I'd like to sense-check the following scenario, to make sure I don't do something phenomenally stupid and irreversible. I'm hoping that I've correctly understood what I've read on this site & elsewhere. I am only asking about US taxation (ignore UK taxes for now).
I am a dual US+UK citizen living in the UK. I have $340k in my 401k (all contributed while working in the UK for an American company). I will roll over my 401k into a traditional IRA (no tax implications here). I do not have any other US-sourced income.
I currently have $77k in general limitation foreign tax credits carried forward.
I plan to expatriate on 8 January, and will arrange to have zero UK or US income during the first week of January.
HOPING TO CONFIRM / SENSE-CHECK
If I do a $300k Roth conversion on 5 January (just before expatriating), my entire US taxable income for the year will be $300k. The US tax on this is amount is $74k. This can all be classified as foreign-source income, and so the $77k I have in tax credits should entirely cancel out this US tax liability?
The following year, I convert the remaining $40k to Roth.

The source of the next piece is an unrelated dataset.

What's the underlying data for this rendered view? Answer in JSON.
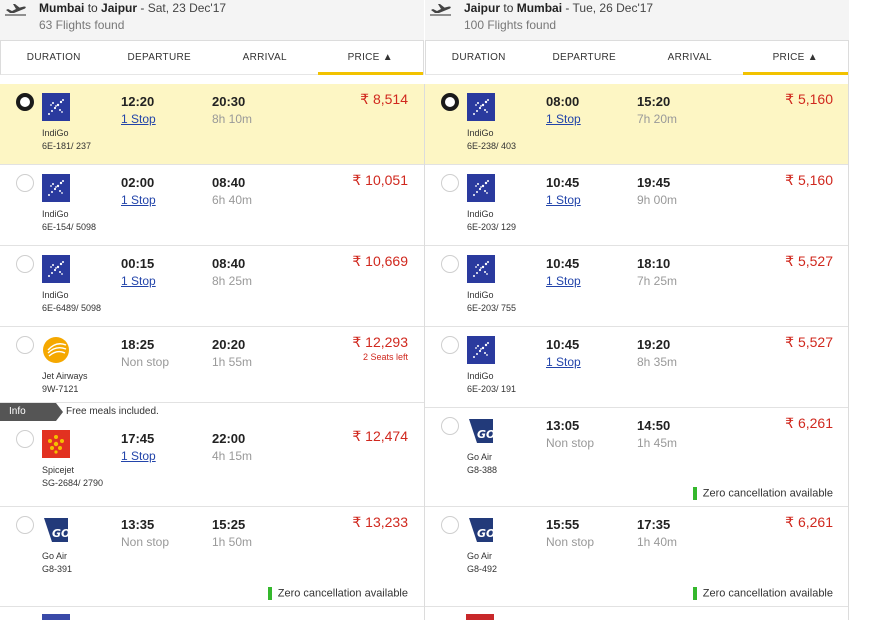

Now as a nonresdient alien, I no longer have tax credits or a personal deduction, but my US tax liability (Form 1040NR) for this amount is ~$4,807. I think this is more tax-efficient than converting the full $340k all at once?
Do I even need to wait until the next year, or can I Roth convert $300k as a US person in January, $40k as a non-resident alien in February, and these two transactions will still be considered entirely separate?
Thanks for any confirmations/corrections/critiques of the above game plan!